Zinni Says Saddam's "Shaken, Desperate"
By Linda D. Kozaryn
American Forces Press Service
WASHINGTON, Jan. 12, 1999 Desert Fox has left Saddam Hussein shaken and desperate, according to Marine Corps Gen. Anthony C. Zinni, who headed the December operation.
The four-day air campaign did more damage and was far more effective than initially estimated, the U.S. Central Command chief said. "We've upped our estimate on the time it would take Saddam to repair the damages from Desert Fox from one to two years," Zinni said at the Pentagon Jan. 8.
Further analysis has shown that structural damage was severe; facilities are beyond repair in some cases. The strikes hit one- of-a-kind items available only outside Iraq -- critical equipment necessary for Saddam's missile development program.
The bombs and missiles did not hit empty buildings as first reported, Zinni said. "In some cases, especially in the first night's strikes, [Saddam] didn't have the opportunity to disperse critical equipment within," he reported.

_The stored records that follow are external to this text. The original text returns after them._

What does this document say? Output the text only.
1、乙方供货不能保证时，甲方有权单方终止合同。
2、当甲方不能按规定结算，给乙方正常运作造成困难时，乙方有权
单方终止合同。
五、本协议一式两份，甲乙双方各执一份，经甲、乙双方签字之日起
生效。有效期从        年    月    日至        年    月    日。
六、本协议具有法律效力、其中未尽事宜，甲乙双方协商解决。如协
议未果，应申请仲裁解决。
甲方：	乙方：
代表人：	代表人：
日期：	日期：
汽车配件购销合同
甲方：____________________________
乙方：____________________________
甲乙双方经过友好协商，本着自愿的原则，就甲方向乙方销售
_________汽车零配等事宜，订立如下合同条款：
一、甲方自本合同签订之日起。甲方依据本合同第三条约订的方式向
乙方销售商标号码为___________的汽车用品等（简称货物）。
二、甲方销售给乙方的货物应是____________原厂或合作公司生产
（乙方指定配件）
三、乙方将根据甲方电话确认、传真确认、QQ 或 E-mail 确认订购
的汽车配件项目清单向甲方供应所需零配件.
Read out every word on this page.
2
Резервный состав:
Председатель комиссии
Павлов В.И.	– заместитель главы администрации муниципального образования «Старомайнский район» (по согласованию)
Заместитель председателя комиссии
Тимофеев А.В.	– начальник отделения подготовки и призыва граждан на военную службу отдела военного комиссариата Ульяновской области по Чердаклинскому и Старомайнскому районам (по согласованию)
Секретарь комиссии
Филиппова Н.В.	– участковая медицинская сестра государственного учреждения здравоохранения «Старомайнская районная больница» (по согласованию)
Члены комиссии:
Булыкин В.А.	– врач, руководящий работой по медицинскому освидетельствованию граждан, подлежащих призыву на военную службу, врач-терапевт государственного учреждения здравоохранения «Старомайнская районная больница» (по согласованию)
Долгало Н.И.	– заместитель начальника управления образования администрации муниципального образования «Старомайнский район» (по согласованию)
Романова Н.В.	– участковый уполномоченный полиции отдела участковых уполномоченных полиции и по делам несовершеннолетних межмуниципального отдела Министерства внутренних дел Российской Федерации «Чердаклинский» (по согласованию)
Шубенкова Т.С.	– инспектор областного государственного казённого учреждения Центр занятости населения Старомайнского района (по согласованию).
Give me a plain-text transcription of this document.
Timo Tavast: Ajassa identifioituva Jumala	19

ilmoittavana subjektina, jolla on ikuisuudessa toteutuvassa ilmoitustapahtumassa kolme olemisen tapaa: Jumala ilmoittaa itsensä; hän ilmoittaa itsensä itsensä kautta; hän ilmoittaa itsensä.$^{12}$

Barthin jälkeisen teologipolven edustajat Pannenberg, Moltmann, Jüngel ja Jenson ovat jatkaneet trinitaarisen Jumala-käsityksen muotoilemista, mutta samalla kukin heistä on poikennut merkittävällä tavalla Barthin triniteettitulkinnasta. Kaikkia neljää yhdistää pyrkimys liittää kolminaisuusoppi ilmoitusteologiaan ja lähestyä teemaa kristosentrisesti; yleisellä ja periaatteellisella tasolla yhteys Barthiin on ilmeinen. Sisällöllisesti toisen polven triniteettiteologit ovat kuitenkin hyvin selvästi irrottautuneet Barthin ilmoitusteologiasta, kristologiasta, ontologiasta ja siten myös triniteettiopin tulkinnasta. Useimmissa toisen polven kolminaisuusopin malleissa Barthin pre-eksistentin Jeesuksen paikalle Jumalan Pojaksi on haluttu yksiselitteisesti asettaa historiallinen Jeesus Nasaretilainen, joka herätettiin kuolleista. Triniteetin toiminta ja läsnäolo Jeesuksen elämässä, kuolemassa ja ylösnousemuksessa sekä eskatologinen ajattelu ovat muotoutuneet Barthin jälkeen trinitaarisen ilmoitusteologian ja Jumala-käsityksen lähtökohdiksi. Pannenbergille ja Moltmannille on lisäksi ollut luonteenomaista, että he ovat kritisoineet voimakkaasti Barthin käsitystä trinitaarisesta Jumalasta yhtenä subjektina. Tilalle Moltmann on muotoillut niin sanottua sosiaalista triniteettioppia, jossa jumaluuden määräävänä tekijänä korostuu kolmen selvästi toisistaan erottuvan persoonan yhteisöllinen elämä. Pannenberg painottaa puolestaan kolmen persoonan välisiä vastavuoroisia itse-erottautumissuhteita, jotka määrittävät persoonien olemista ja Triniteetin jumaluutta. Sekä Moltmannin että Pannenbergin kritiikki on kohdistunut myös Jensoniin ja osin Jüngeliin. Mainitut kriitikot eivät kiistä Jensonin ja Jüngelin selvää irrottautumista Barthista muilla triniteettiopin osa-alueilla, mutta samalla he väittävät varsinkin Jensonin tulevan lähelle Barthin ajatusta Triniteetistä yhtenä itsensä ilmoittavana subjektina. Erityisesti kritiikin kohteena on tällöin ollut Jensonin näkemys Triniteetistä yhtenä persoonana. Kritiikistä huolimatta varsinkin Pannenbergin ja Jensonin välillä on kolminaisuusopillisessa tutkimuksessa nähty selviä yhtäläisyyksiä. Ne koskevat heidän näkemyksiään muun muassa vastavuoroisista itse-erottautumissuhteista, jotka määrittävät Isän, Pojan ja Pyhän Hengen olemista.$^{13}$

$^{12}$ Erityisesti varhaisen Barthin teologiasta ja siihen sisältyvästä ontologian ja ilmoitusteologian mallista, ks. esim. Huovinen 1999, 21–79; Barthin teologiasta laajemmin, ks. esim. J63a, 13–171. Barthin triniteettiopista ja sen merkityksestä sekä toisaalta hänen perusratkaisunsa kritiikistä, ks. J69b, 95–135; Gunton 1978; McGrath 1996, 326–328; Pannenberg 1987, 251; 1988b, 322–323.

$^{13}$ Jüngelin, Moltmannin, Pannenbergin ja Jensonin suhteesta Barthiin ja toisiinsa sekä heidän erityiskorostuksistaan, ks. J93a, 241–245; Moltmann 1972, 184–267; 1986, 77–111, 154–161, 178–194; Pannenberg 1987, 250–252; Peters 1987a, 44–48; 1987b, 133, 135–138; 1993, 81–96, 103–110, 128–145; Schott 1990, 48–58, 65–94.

Unconfirmed reports estimate Republican Guard casualties at 600 to 2,000, including senior leaders. "We're trying to confirm those reports as to who they were and what positions they held," Zinni said. The strikes damaged the guard's infrastructure, command and control, yet they're still being given internal security missions that they'll have to execute under some tough conditions, he said.
"There are some brigades and divisions right now that are operating out of tents," Zinni said. "They don't have barracks to go back to. They don't have a headquarters or [communications] equipment. They have communications problems because we hit communications nodes. To replace all that and re- establish that kind of capability within the Republican Guards - - critical to the security of the regime -- will take quite awhile."
Along with the physical destruction, Desert Fox reportedly has caused some instability within Iraq and unrest in the Iraqi army, Zinni said. "We've seen a number of unusual things internally that clearly demonstrate that [Saddam] was shaken and the regime was shaken," the commander said. "We have seen executions in the south. One division, in particular, lost its commander and several staff members."
Allegedly, the executions resulted from a failure to obey orders, Zinni said. Prior to Desert Fox, he said, Saddam divided Iraq into fourths and put ruthless people in charge, including those responsible for attacks on Iraq's Kurds in the north and Shiite Muslims in the south.
There appear to be two chains of command -- the regular military leaders and those put in place by Saddam -- and that's creating resentment and problems of loyalty as troops wonder who they answer to, Zinni said.
Saddam displayed his state of mind Jan. 5 in a televised Army Day speech that clearly reflected his isolation, Zinni said. The Iraqi dictator called on all Arabs to rise up against their leaders for "pandering to Western interests."
"His attack on all the other leaders in the region showed a degree of desperation that we hadn't seen before," the general said. "To us that speech was shocking." Other leaders in the region "bristled at this attack on them," he added.
Signs of unrest and some loss of internal control are clear, but not their extent, Zinni said. And what might a desperate Saddam do under the circumstances? According to the general, the Iraqi leader is capable of anything.
"He's capable of not only doing things irrationally, but of miscalculating," Zinni said. "He's made a profession out of miscalculation. He hopes for a propaganda victory. He obviously doesn't value the lives of his own troops. He doesn't care about his own people." That track record and those attitudes make him dangerous, he said.
The United States has contingency plans should the Iraqi dictator move toward Kuwait, fire missiles at his neighbors, and other possible scenarios. "We have plans for everything," Zinni said.